The event was so successful they decided to come back this year.
The festival is widely promoted through social media and brochures, which draws in a lot of first-time visitors. Jason Price, who was one of them, said he was most excited about enjoying the day and interacting with others.
“To me, it’s the art of eating, the art of designing and expressing yourself,” Price said. “My favorite part is the chalk work. You can buy a block for six bucks or 11 bucks for a big square and design anything you want on it. It raises money for downtown to keep it upgraded.”
Price was also excited about the Rick Springfield concert the following day at Ohio University’s Lancaster Campus. “It’s gonna be rockin’,” he said. “It’s all about ‘Jessie’s Girl.’”
Springfield’s first time performing at the festival drew thousands of people to the Wendel concert stage. One of them was Rachel Weaver, who was excited to celebrate old times.
“I’ve been coming here since I was little,” Weaver said. “I have so many fun memories of going up in front of whoever’s performing and dancing with all my friends. It used to be so much fun, so I always wanted to come back and recreate those memories.”
Fans swarmed the stage, anxiously waiting to hear Springfield perform his 1981 megahit “Jessie’s Girl,” but dedicated fans like Grace Robono had some other songs on her waiting list.

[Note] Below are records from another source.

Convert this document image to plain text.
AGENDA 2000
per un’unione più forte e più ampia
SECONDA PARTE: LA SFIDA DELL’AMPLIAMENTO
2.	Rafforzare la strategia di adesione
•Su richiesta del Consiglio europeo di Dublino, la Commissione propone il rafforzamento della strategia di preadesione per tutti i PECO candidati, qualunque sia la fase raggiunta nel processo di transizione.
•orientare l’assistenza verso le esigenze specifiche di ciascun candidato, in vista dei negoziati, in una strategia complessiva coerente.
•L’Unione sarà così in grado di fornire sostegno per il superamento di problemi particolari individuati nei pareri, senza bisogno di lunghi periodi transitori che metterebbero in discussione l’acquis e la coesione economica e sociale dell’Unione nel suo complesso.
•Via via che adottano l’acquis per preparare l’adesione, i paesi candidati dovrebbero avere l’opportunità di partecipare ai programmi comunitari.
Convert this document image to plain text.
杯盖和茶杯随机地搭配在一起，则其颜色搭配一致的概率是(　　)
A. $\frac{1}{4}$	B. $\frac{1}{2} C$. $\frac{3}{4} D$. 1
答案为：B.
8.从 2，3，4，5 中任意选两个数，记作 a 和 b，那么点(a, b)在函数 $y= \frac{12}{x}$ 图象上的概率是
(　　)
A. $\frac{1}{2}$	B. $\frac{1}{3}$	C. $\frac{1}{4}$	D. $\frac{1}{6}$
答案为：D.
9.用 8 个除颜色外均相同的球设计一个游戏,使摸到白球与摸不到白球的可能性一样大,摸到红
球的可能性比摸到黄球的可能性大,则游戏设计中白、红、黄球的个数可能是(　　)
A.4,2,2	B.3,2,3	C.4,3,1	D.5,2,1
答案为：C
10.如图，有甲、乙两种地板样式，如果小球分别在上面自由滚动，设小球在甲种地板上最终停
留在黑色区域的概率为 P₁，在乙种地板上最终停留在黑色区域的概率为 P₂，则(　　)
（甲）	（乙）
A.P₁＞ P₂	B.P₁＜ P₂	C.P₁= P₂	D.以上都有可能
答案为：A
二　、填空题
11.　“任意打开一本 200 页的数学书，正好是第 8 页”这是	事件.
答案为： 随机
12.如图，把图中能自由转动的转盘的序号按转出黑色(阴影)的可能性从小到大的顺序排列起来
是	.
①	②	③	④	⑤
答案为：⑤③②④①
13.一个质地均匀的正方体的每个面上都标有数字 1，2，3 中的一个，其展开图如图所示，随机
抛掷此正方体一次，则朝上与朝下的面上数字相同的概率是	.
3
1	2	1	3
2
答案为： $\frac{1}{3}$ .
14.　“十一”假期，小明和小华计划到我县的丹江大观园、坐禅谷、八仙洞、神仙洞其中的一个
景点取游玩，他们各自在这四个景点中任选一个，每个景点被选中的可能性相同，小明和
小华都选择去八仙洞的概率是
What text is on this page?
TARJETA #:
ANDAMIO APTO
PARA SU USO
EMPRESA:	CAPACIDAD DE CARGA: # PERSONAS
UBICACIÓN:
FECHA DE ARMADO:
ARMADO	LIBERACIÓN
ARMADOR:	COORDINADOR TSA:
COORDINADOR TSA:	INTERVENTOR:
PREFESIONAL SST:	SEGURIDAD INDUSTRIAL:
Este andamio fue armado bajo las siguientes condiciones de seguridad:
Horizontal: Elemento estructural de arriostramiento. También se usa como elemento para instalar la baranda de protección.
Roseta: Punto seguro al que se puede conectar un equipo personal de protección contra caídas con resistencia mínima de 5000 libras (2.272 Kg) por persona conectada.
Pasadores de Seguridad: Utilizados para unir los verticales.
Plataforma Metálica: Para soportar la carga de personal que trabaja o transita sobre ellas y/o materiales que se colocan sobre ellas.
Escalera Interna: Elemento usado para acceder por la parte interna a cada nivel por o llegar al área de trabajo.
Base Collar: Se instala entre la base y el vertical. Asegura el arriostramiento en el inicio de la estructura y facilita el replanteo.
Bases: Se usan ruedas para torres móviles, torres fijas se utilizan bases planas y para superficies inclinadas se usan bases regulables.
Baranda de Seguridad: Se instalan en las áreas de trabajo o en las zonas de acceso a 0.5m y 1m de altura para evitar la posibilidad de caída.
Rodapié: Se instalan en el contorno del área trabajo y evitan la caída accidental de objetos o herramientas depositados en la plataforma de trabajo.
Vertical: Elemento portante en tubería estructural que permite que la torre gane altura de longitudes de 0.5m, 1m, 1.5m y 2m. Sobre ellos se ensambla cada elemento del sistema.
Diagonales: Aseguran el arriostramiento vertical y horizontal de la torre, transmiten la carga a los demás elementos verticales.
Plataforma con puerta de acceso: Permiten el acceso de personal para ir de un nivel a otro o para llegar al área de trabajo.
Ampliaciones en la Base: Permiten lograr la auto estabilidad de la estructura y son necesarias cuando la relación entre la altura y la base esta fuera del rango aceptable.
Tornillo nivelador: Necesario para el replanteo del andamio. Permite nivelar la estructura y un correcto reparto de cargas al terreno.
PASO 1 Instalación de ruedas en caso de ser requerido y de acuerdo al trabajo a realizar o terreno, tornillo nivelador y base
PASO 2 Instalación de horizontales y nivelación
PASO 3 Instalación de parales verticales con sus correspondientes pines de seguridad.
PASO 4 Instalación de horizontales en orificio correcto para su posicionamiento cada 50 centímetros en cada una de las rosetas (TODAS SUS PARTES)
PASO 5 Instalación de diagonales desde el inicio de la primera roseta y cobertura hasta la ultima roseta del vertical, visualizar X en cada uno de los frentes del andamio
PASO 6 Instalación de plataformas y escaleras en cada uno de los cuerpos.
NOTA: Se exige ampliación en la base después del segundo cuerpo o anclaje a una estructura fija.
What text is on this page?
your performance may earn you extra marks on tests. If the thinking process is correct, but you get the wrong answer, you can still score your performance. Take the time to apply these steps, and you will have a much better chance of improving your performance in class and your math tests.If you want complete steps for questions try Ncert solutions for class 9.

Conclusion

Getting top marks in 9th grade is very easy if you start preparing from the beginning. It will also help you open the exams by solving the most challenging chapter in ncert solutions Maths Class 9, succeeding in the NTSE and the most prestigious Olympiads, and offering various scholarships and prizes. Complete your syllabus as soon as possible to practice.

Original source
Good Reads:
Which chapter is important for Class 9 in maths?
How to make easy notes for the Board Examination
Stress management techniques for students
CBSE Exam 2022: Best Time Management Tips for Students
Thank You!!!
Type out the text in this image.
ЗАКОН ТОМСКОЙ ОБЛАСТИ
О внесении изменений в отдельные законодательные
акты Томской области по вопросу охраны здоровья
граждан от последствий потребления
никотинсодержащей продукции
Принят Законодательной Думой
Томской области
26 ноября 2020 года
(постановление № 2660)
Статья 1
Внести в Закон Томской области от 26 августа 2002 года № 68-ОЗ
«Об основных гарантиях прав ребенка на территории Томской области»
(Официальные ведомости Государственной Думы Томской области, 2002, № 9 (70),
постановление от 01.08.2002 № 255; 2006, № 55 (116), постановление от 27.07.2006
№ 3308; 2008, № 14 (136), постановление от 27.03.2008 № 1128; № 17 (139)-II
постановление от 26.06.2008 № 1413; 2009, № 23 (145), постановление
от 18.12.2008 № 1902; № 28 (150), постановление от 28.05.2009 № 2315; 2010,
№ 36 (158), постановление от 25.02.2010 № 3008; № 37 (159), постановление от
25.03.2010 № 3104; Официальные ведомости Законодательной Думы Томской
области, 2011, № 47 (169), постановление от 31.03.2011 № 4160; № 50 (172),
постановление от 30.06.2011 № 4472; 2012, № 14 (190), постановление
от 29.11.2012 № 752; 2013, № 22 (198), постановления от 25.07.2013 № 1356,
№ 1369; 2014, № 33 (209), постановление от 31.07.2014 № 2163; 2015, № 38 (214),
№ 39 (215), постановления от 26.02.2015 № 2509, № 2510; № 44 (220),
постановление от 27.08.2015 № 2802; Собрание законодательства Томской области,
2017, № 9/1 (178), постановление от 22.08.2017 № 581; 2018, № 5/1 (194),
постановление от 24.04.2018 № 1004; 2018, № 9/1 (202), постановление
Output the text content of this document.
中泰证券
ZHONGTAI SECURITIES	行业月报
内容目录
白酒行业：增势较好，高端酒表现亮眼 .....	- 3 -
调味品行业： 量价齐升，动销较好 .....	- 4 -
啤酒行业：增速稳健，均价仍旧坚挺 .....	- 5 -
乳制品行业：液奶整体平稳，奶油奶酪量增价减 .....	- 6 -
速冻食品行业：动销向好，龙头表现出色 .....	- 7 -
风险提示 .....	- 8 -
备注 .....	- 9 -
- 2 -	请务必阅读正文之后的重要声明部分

“Well I have a lot of them,” Robono said. “Probably ‘My Father’s Chair’ is one of my favorites. I mean, there’s ‘Jessie’s Girl’ and ‘Affair of the Heart.’”
Robono and her friends also had some special plans post-concert.
“I’m going to meet him afterwards,” Robono said while holding a bouquet of flowers. “And I’m going to say, Rick, will you accept this rose?”
The festival ends Saturday with a performance by country music singer-songwriter Billy Currington, a grand finale to a week’s worth of entertainment.